To help me get started on 80 farming with a bot. I currently have mmolazy.
Please send me a pm if you can help.

----------


## Neymar

Me too! The routes on the site are too well known and you get "bot trains" following one path. I modified one in cursed shore but to no real success. I get about 2 gold a day! Some claim to get 10+. If anyone could help us!

----------


## shaggsdope

It looks to me that until thye get some kind of working AH bot/mod you're only able to get around 2 per day :-/

Oner person SAID he has a path that gets 20+ but I don't really see how it's possible... at least not with Firy

----------


## warheart209

The only people making money off this game is people with Teleport mining bots which aren't public from what i can see.

----------


## Mumulica

Kur: you should give macrogoblin a try. i bet it takes you 2h to figure it out how to make a path and do a masterpiece out of it.

----------


## warheart209

macrogoblin is a waste of time since you need vmware for each copy.

----------


## Neymar

> The only people making money off this game is people with Teleport mining bots which aren't public from what i can see.
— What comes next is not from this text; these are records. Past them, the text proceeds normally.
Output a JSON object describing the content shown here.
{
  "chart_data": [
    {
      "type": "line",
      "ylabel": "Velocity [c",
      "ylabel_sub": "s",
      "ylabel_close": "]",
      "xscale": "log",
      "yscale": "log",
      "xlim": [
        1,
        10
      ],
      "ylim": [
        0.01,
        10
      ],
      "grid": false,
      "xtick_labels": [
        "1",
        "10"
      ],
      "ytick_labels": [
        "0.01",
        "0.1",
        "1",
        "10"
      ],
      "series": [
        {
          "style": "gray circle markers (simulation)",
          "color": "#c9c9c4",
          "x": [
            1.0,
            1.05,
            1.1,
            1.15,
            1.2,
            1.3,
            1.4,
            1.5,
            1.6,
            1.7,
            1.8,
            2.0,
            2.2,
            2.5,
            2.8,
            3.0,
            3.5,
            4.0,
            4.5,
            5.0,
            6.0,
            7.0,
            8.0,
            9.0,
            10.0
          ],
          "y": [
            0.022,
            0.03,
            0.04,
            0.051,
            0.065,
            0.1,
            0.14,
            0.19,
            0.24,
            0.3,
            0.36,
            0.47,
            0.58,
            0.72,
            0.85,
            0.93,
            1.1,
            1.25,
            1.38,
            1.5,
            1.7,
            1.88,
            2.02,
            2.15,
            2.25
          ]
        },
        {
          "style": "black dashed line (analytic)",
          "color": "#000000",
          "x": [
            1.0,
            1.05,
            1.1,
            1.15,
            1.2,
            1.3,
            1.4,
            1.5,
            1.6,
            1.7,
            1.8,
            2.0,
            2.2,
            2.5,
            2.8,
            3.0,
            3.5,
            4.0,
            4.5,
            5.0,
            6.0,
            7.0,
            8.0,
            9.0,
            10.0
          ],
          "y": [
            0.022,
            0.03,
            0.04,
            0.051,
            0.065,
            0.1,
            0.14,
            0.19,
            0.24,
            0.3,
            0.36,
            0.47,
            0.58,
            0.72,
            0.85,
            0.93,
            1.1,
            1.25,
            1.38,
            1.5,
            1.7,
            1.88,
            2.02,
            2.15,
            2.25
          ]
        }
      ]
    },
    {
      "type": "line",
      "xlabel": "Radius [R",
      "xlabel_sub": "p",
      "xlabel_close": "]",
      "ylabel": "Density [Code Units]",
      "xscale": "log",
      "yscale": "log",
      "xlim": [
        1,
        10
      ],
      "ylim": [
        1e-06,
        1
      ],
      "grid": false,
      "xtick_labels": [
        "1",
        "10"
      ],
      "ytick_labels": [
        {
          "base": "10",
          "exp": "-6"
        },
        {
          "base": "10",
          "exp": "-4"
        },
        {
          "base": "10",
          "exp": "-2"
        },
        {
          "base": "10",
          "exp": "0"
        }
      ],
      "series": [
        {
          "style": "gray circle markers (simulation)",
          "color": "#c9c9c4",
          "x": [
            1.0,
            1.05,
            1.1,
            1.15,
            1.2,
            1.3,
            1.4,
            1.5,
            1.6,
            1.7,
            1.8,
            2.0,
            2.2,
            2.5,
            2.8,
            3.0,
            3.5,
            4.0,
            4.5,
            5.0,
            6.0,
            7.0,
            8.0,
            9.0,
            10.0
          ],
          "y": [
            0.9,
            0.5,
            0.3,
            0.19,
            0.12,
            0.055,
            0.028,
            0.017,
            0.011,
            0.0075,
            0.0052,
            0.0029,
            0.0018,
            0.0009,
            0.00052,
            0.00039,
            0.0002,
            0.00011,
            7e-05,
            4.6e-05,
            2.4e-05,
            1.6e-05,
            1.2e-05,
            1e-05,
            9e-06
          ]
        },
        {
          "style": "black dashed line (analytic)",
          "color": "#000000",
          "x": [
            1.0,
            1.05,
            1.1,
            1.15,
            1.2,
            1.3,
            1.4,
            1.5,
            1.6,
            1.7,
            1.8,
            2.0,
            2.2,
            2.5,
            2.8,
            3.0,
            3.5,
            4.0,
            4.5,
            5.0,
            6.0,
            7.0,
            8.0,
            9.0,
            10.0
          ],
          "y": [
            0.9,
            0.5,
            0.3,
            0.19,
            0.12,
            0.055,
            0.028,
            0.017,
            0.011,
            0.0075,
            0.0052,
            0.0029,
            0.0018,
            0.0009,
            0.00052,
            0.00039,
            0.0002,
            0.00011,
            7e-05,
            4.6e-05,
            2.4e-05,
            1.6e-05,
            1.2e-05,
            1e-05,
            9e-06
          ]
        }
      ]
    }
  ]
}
Really? I don't see how teleport mining would make a big enough profit for them to make money off the game.

----------


## warheart209

ur crazy i do teleport mining as is i got every zone mapped for 1 click orichalcum,ancient tree,jump puzzle chests,elderwood,mithril ore i 1 click teleport mine on each of my 6 toons when im done i get 27 gold if i had a bot do it it would be worth my time as for now im using fiery while mainly botting 26 copies of wow.

----------


## vib2

warheart make some space in your PM please  :Smile:

----------


## UDontKnowWhoIAm

lol leechers jumping on you as soon as you said it

----------


## vib2

> lol leechers jumping on you as soon as you said it


as u may know, i am the only one to post on this forum few macro for D3 on mac (and have no particular skill coding etc) so next time, don't be stupid watching rep and number of post, but see the content  :Wink: 

ty bb

----------


## KuRIoS

> as u may know, i am the only one to post on this forum few macro for D3 on mac (and have no particular skill coding etc) so next time, don't be stupid watching rep and number of post, but see the content 
> 
> ty bb


regardless, your CURRENT status on OC is LAZY LEECHER, so he was correct  :Smile:

----------


## AndrielMarie

<-- dang, lazy leecher too...zzz

----------


## yorhey

Kurious, why not check the mmolazy forums, I put a tutorial on how to make paths on that website, also the combat is very simple to set up. IT is the best bot out there. And yes, 10g a day is very doable, even more if you max out your guild and magic find. Have fun!

----------


## KuRIoS

sigh.. I have been spammed lately, who was it that messaged me about this wanting to help/sell his method to me  :Smile:  
Please send me a new PM

----------


## yok3r

exist any bot program 4 free?

----------


## LisaL

Isnt GW dead by now

----------